Ноги мои все в мурашках так, что юбка шевелится. Мне срочно нужно чем-то согреться.
— Пойдёмте пить кофе, Ваня. На сегодня хватит.
Иван с готовностью вскакивает, и я беру его под руку.
По дороге я обещаю написать про него книгу, где он будет великим сыщиком.

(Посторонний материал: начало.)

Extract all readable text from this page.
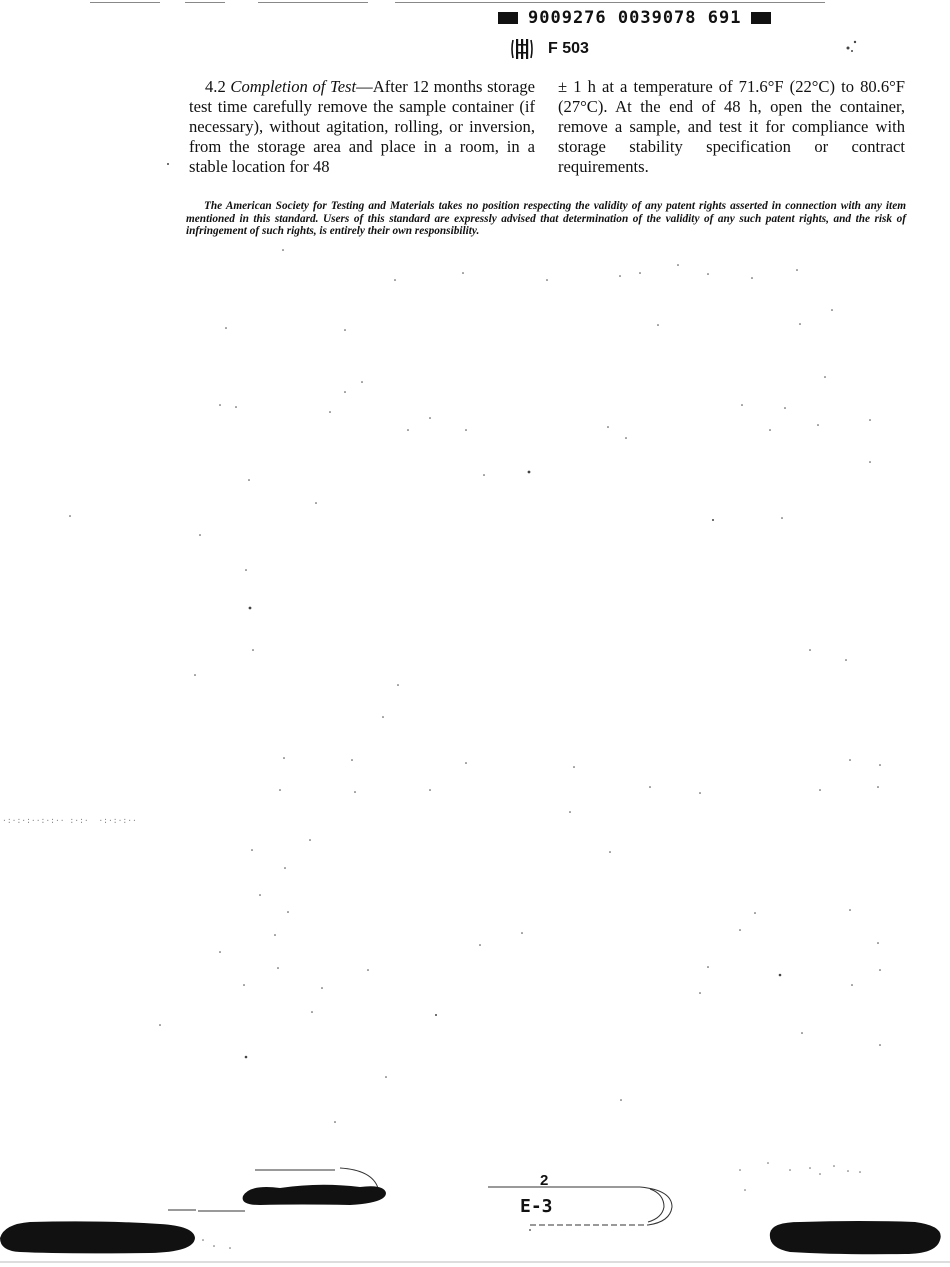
9009276 0039078 691
F 503

4.2 Completion of Test—After 12 months storage test time carefully remove the sample container (if necessary), without agitation, rolling, or inversion, from the storage area and place in a room, in a stable location for 48

± 1 h at a temperature of 71.6°F (22°C) to 80.6°F (27°C). At the end of 48 h, open the container, remove a sample, and test it for compliance with storage stability specification or contract requirements.

The American Society for Testing and Materials takes no position respecting the validity of any patent rights asserted in connection with any item mentioned in this standard. Users of this standard are expressly advised that determination of the validity of any such patent rights, and the risk of infringement of such rights, is entirely their own responsibility.
·:·:·:··:·:·· :·:·  ·:·:·:··
2
E-3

========== 8. Шахимат и мандариновый чай ==========
Если обложка мне не нравится, то я даже не стану раскрывать книжку. Я прохожу мимо них, оранжевых и зелёных с чёрными буквами «О», заполненными белой пустотой. Мимо невнятных и невзрачных, на которых неумелая обложка спрятана снимком от безвестного фотографа, не потрудившегося пролистать книгу. Я как на собеседовании по ту сторону стола: встречаю по одёжке. И открываю первую страницу. Если я не влюбляюсь в первые же строчки, то ставлю книгу обратно на полку. Если влюбляюсь, то должна убедиться, крепка ли моя любовь. Открываю посреди, наугад. Если и там всё хорошо, то я уже никому не отдам эту книгу. Я не маньяк, я не готова выносить половину книжного магазина каждый раз; я ограничилась всего пятью и по пути к кассе гадала, как их уместить в плотно упакованный багаж. К вечеру мне нужно будет сесть на поезд и прожить в нём двадцать четыре часа.